To date, the apoptotic pathways believed to play a major role in SAH-induced apoptosis are the death receptor and TNF-a, p53, and the caspase-dependent cascades. Additional work is required to examine the caspase-independent and mitochondrial cascades in relation to SAH. In addition, several different inhibitors have been used such as caspase 3 and p53 inhibitors (Zubkov et al, 2002a; Park et al, 2004; Zhou et al, 2004, 2005). However, to the best of our knowledge, multiple level inhibitors have not been used. An example of this might be to selectively block the limiting steps of the caspase-independent and -dependent cascades and the Bcl-2 family proteins. This would inhibit all known apoptotic routes. Such an approach would be controversial and fewer numbers of inhibitors would be used initially. It must be remembered that such a degree of inhibition of such an important pathway could be disastrous for the model, as was shown in gene knockout mice, where Apaf-1, caspase 9, and caspase 3 knockouts resulted in severe developmental defects incompatible with life (Kuida et al, 1996, 1998; Yoshida et al, 1998).
All of these pathways however have the same result, which is of course the death of the cell. Cell death after SAH has important implications not only for vasospasm but also for the long-term sequelae of SAH. What is interesting and unexplained is why perimesencephalic bleeds are not associated with similar sequelae. Although many theories exist to explain this phenomenon, it could be suggested that a perimesencephalic hemorrhage is not a stress event severe enough to initiate the apoptotic cascade. Current research activities in this area are focused on the inhibition of various mediators of these cascades to determine if cell survival can be increased and to look at the outcomes in these models. Such inhibitors have had some success and there is certainly potential to inhibit some if not all of these cascades, which may improve patient outcome through their effects on brain tissue as well as the vascular supply.
In summary, it appears that EBI is a combination of physiologic insults to the brain, resulting in global ischemia, BBB breakdown, edema, and cellular death signaling. These changes occur acutely and chronically although after 72 h vasospasm becomes the main protagonist. The consequences of EBI can be seen immediately and in the long term. There are currently few studies examining the role of EBI in the short- and long-term outcome of SAH models.
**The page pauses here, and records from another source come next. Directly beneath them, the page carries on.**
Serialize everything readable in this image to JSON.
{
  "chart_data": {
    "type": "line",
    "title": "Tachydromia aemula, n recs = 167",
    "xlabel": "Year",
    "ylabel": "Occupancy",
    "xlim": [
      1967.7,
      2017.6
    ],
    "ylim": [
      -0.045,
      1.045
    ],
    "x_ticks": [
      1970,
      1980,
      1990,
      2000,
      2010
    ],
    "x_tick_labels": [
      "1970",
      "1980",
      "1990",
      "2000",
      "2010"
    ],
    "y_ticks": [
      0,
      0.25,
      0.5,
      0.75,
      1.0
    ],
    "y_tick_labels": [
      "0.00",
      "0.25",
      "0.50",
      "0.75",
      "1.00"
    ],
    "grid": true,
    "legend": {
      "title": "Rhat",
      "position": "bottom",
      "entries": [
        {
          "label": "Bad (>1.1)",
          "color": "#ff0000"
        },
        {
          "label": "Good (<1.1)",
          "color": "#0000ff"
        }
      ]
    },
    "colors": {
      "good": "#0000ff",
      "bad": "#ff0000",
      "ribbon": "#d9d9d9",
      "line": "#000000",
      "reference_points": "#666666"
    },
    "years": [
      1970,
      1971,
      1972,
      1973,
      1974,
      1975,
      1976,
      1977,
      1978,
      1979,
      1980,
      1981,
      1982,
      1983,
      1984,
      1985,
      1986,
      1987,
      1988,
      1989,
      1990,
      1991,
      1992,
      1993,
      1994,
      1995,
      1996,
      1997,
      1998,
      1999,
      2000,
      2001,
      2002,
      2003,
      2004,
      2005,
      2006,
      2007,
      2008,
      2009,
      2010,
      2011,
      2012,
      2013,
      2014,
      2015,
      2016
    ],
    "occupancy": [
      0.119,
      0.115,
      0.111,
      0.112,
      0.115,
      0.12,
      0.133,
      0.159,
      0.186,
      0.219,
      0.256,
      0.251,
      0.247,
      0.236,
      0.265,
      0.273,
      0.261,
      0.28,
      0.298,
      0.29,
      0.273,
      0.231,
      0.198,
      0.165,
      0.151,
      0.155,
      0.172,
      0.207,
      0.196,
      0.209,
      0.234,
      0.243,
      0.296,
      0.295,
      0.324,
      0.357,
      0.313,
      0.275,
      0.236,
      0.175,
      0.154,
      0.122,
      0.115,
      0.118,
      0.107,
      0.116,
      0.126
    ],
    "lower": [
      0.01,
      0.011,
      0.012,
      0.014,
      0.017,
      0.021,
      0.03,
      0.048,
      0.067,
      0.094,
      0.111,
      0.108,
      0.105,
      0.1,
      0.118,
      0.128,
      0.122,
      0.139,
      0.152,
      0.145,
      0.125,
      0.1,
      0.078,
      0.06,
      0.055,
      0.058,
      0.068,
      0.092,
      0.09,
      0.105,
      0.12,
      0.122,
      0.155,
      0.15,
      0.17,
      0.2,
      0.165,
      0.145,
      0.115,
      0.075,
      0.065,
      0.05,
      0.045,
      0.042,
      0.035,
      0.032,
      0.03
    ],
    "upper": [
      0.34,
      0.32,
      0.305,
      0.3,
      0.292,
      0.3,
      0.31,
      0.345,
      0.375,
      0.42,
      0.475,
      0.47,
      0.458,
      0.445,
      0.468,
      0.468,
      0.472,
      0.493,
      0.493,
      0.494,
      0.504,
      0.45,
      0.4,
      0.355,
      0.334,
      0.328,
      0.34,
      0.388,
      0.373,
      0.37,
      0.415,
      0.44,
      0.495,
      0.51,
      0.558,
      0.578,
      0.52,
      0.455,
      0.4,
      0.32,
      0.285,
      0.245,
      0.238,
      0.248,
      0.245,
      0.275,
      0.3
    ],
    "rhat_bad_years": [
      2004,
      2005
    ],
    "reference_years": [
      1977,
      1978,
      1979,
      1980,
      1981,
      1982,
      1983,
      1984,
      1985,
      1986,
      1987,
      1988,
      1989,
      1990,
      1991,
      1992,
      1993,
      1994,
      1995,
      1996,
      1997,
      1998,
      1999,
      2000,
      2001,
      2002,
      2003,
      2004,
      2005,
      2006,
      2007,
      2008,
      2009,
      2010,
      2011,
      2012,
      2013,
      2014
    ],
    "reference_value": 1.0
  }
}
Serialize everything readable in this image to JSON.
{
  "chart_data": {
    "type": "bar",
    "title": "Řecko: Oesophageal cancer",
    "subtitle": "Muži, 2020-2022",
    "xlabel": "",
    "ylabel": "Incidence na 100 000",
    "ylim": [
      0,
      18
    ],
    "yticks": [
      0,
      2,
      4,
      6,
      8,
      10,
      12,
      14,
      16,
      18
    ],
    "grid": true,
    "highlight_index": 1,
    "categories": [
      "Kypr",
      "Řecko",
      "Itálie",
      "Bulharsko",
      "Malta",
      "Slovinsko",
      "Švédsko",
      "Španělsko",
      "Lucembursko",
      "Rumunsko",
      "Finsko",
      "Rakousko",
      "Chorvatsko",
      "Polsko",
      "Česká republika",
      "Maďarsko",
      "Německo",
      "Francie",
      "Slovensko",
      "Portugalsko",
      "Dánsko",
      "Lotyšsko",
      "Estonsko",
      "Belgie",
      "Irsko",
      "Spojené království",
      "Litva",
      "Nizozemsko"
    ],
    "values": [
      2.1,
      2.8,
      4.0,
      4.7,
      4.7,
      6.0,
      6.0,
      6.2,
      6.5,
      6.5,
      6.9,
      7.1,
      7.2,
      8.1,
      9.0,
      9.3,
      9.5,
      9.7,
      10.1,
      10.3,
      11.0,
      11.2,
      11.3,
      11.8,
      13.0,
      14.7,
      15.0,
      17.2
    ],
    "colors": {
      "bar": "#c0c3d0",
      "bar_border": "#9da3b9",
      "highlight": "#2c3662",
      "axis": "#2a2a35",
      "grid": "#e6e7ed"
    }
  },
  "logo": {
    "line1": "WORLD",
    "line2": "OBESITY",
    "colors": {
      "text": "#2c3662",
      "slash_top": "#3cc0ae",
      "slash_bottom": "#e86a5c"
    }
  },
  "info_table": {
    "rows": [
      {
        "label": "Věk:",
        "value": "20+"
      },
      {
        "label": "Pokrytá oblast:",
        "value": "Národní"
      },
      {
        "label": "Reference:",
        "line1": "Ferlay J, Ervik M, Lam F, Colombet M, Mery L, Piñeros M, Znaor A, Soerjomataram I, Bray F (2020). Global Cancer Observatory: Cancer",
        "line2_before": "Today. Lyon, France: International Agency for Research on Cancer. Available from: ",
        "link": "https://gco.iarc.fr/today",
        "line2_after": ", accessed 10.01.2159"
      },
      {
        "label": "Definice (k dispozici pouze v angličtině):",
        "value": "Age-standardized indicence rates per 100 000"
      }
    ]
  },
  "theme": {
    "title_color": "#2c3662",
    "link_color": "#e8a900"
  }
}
There has recently been renewed interest in cell death mechanisms regarding SAH and as these are innately tied in with SAH, research is continuing in these areas. It is also difficult to extrapolate a lot of this information to humans and this has not been carried out to date. The future of this area of research is clearly to fully elucidate the appropriate pathways, to relate these to the human condition, and finally to design potential pharmaceutical treatment options with single or multiple inhibitors, which may be able to suppress many of the devastating secondary injuries associated with SAH.